The supposed revelation, however, was met with skepticism. A version of Natsvlishvili’s booklet was published in the Journal of Olympic History—headline: “Was the ‘Unknown French Boy’ in 1900 actually from Georgia?”—along with an afterword from editor Volker Kluge that ruled, “unfortunately there is no ‘smoking gun.’ ” To Klugeand others, the evidence was too circumstantial to definitively confirm that Giorgi Nikoladze and the Dutch boat’s coxswain were one and the same—even if Nikoladze and his family were indeed in France during the 1900 games, and even if Nikoladze indeed won a boat race as a boy. “We looked at it, and said it’s a theory, but we don’t think there’s enough evidence to support it,” Mallon says.
In an email, Natsvlishvili concedes that “additional, more direct arguments are needed” by his ISOH peers “to accept my version without a doubt.” But, he notes, the mystery of the young coxswain never had any “smoking gun” from the moment that the boy disappeared from the banks of the Seine with nothing more than a single photo to show for his presence.

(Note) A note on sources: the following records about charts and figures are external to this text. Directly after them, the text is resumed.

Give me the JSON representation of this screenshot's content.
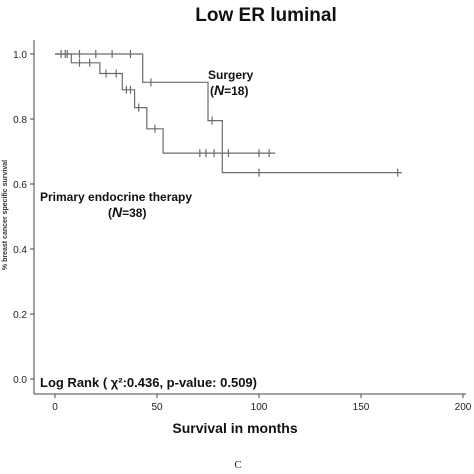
{
  "chart_data": {
    "type": "line",
    "subtype": "kaplan-meier",
    "title": "Low ER luminal",
    "xlabel": "Survival in months",
    "ylabel": "% breast cancer specific survival",
    "xlim": [
      0,
      200
    ],
    "ylim": [
      0,
      1.0
    ],
    "x_ticks": [
      0,
      50,
      100,
      150,
      200
    ],
    "x_tick_labels": [
      "0",
      "50",
      "100",
      "150",
      "200"
    ],
    "y_ticks": [
      0.0,
      0.2,
      0.4,
      0.6,
      0.8,
      1.0
    ],
    "y_tick_labels": [
      "0.0",
      "0.2",
      "0.4",
      "0.6",
      "0.8",
      "1.0"
    ],
    "grid": false,
    "line_color": "#6b6b6b",
    "series": [
      {
        "name": "Surgery",
        "n_label": "N",
        "n_value": "=18",
        "steps": [
          [
            0,
            1.0
          ],
          [
            43,
            1.0
          ],
          [
            43,
            0.913
          ],
          [
            75,
            0.913
          ],
          [
            75,
            0.795
          ],
          [
            82,
            0.795
          ],
          [
            82,
            0.635
          ],
          [
            170,
            0.635
          ]
        ],
        "censored": [
          [
            5,
            1.0
          ],
          [
            12,
            1.0
          ],
          [
            20,
            1.0
          ],
          [
            28,
            1.0
          ],
          [
            37,
            1.0
          ],
          [
            47,
            0.913
          ],
          [
            77,
            0.795
          ],
          [
            100,
            0.635
          ],
          [
            168,
            0.635
          ]
        ]
      },
      {
        "name": "Primary endocrine therapy",
        "n_label": "N",
        "n_value": "=38",
        "steps": [
          [
            0,
            1.0
          ],
          [
            8,
            1.0
          ],
          [
            8,
            0.973
          ],
          [
            22,
            0.973
          ],
          [
            22,
            0.94
          ],
          [
            33,
            0.94
          ],
          [
            33,
            0.89
          ],
          [
            39,
            0.89
          ],
          [
            39,
            0.835
          ],
          [
            45,
            0.835
          ],
          [
            45,
            0.77
          ],
          [
            53,
            0.77
          ],
          [
            53,
            0.695
          ],
          [
            108,
            0.695
          ]
        ],
        "censored": [
          [
            3,
            1.0
          ],
          [
            6,
            1.0
          ],
          [
            12,
            0.973
          ],
          [
            17,
            0.973
          ],
          [
            25,
            0.94
          ],
          [
            30,
            0.94
          ],
          [
            35,
            0.89
          ],
          [
            37,
            0.89
          ],
          [
            41,
            0.835
          ],
          [
            49,
            0.77
          ],
          [
            71,
            0.695
          ],
          [
            74,
            0.695
          ],
          [
            78,
            0.695
          ],
          [
            85,
            0.695
          ],
          [
            100,
            0.695
          ],
          [
            105,
            0.695
          ]
        ]
      }
    ],
    "annotations": {
      "log_rank": "Log Rank ( χ²:0.436, p-value: 0.509)"
    }
  },
  "panel_letter": "C"
}
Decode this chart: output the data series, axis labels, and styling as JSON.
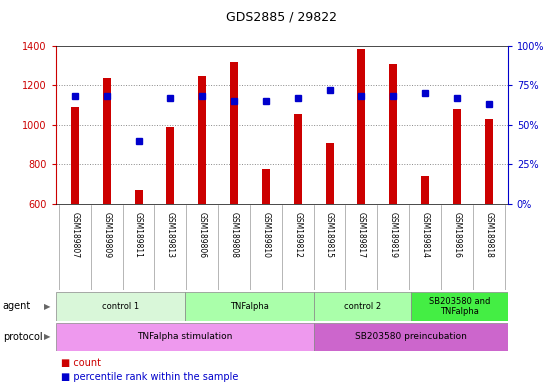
{
  "title": "GDS2885 / 29822",
  "samples": [
    "GSM189807",
    "GSM189809",
    "GSM189811",
    "GSM189813",
    "GSM189806",
    "GSM189808",
    "GSM189810",
    "GSM189812",
    "GSM189815",
    "GSM189817",
    "GSM189819",
    "GSM189814",
    "GSM189816",
    "GSM189818"
  ],
  "counts": [
    1090,
    1240,
    670,
    990,
    1250,
    1320,
    775,
    1055,
    905,
    1385,
    1310,
    740,
    1080,
    1030
  ],
  "percentile_ranks": [
    68,
    68,
    40,
    67,
    68,
    65,
    65,
    67,
    72,
    68,
    68,
    70,
    67,
    63
  ],
  "ylim_left": [
    600,
    1400
  ],
  "ylim_right": [
    0,
    100
  ],
  "yticks_left": [
    600,
    800,
    1000,
    1200,
    1400
  ],
  "yticks_right": [
    0,
    25,
    50,
    75,
    100
  ],
  "bar_color": "#cc0000",
  "dot_color": "#0000cc",
  "bar_baseline": 600,
  "agent_groups": [
    {
      "label": "control 1",
      "start": 0,
      "end": 4,
      "color": "#d9f7d9"
    },
    {
      "label": "TNFalpha",
      "start": 4,
      "end": 8,
      "color": "#aaffaa"
    },
    {
      "label": "control 2",
      "start": 8,
      "end": 11,
      "color": "#aaffaa"
    },
    {
      "label": "SB203580 and\nTNFalpha",
      "start": 11,
      "end": 14,
      "color": "#44ee44"
    }
  ],
  "protocol_groups": [
    {
      "label": "TNFalpha stimulation",
      "start": 0,
      "end": 8,
      "color": "#ee99ee"
    },
    {
      "label": "SB203580 preincubation",
      "start": 8,
      "end": 14,
      "color": "#cc66cc"
    }
  ],
  "bar_color_hex": "#cc0000",
  "dot_color_hex": "#0000cc",
  "left_axis_color": "#cc0000",
  "right_axis_color": "#0000cc",
  "grid_color": "#888888",
  "sample_bg_color": "#cccccc",
  "sample_border_color": "#999999"
}
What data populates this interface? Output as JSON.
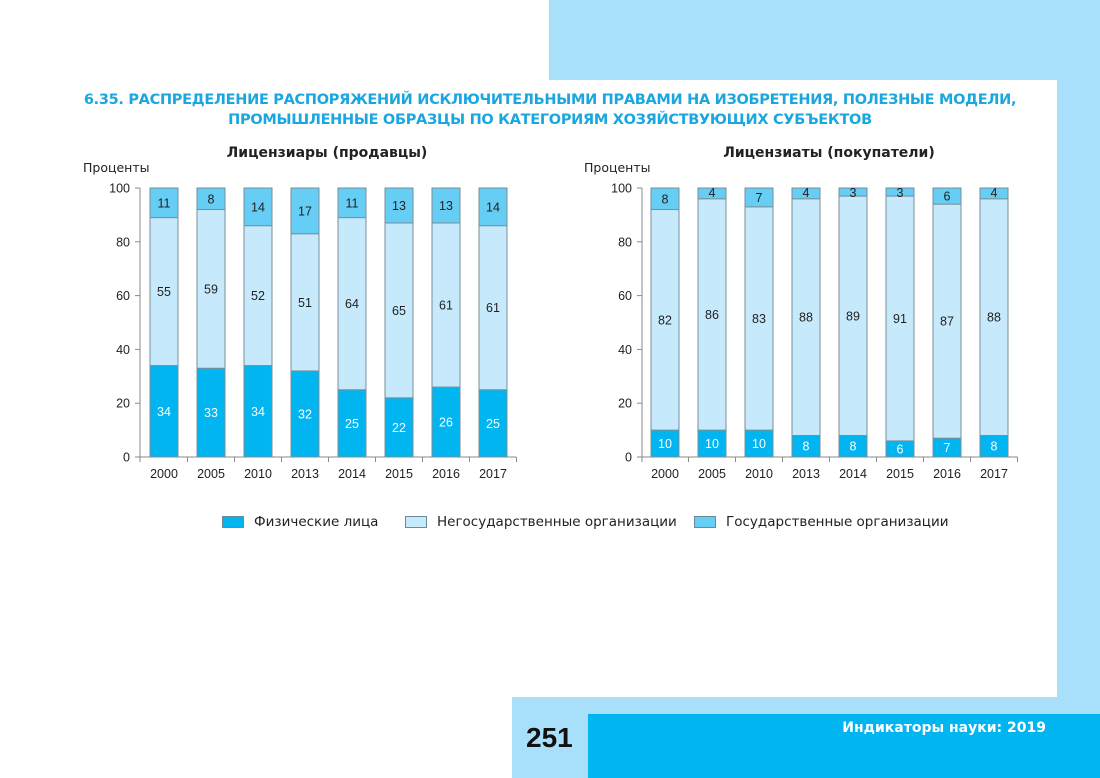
{
  "title_line1": "6.35. РАСПРЕДЕЛЕНИЕ РАСПОРЯЖЕНИЙ ИСКЛЮЧИТЕЛЬНЫМИ ПРАВАМИ НА ИЗОБРЕТЕНИЯ, ПОЛЕЗНЫЕ МОДЕЛИ,",
  "title_line2": "ПРОМЫШЛЕННЫЕ ОБРАЗЦЫ ПО КАТЕГОРИЯМ ХОЗЯЙСТВУЮЩИХ СУБЪЕКТОВ",
  "footer": {
    "page_number": "251",
    "publication": "Индикаторы науки: 2019"
  },
  "colors": {
    "individuals": "#00b5f0",
    "non_state": "#c6eafb",
    "state": "#66cdf5",
    "accent": "#1aa7e0"
  },
  "legend": [
    {
      "label": "Физические лица",
      "color": "#00b5f0"
    },
    {
      "label": "Негосударственные организации",
      "color": "#c6eafb"
    },
    {
      "label": "Государственные организации",
      "color": "#66cdf5"
    }
  ],
  "chart_data": [
    {
      "type": "bar",
      "stacked": true,
      "title": "Лицензиары (продавцы)",
      "ylabel": "Проценты",
      "xlabel": "",
      "ylim": [
        0,
        100
      ],
      "yticks": [
        0,
        20,
        40,
        60,
        80,
        100
      ],
      "categories": [
        "2000",
        "2005",
        "2010",
        "2013",
        "2014",
        "2015",
        "2016",
        "2017"
      ],
      "series": [
        {
          "name": "Физические лица",
          "values": [
            34,
            33,
            34,
            32,
            25,
            22,
            26,
            25
          ]
        },
        {
          "name": "Негосударственные организации",
          "values": [
            55,
            59,
            52,
            51,
            64,
            65,
            61,
            61
          ]
        },
        {
          "name": "Государственные организации",
          "values": [
            11,
            8,
            14,
            17,
            11,
            13,
            13,
            14
          ]
        }
      ],
      "grid": false
    },
    {
      "type": "bar",
      "stacked": true,
      "title": "Лицензиаты (покупатели)",
      "ylabel": "Проценты",
      "xlabel": "",
      "ylim": [
        0,
        100
      ],
      "yticks": [
        0,
        20,
        40,
        60,
        80,
        100
      ],
      "categories": [
        "2000",
        "2005",
        "2010",
        "2013",
        "2014",
        "2015",
        "2016",
        "2017"
      ],
      "series": [
        {
          "name": "Физические лица",
          "values": [
            10,
            10,
            10,
            8,
            8,
            6,
            7,
            8
          ]
        },
        {
          "name": "Негосударственные организации",
          "values": [
            82,
            86,
            83,
            88,
            89,
            91,
            87,
            88
          ]
        },
        {
          "name": "Государственные организации",
          "values": [
            8,
            4,
            7,
            4,
            3,
            3,
            6,
            4
          ]
        }
      ],
      "grid": false
    }
  ]
}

“Thus,” writes Natsvlishvili, “I can say that until a more convincing version than mine appears somewhere in the world, or until I find another coherent interpretation of the words, heard by me from Rusudan Nikoladze, as well as the memories conveyed by her students, the unknown French boy, for me, is going to remain Giorgi Nikoladze.”
For his part, Evans agrees with Mallon that the case cannot simply be closed due to Natsvlishvili’s findings. “It’s possible, but it’s very vague, making a leap between somebody who’s said to [have] won a big race in France and actually proving it.,” the farmer says. To that end, Evans casts doubt on hopes that the coxswain’s identity will ever be found. “It might be possible,” he says, “but it’s been 121 years now. It’s getting less and less likely every year.”
Yet he does not rule it out altogether. The mountain still looms large, after all. Might as well keep trying to climb it.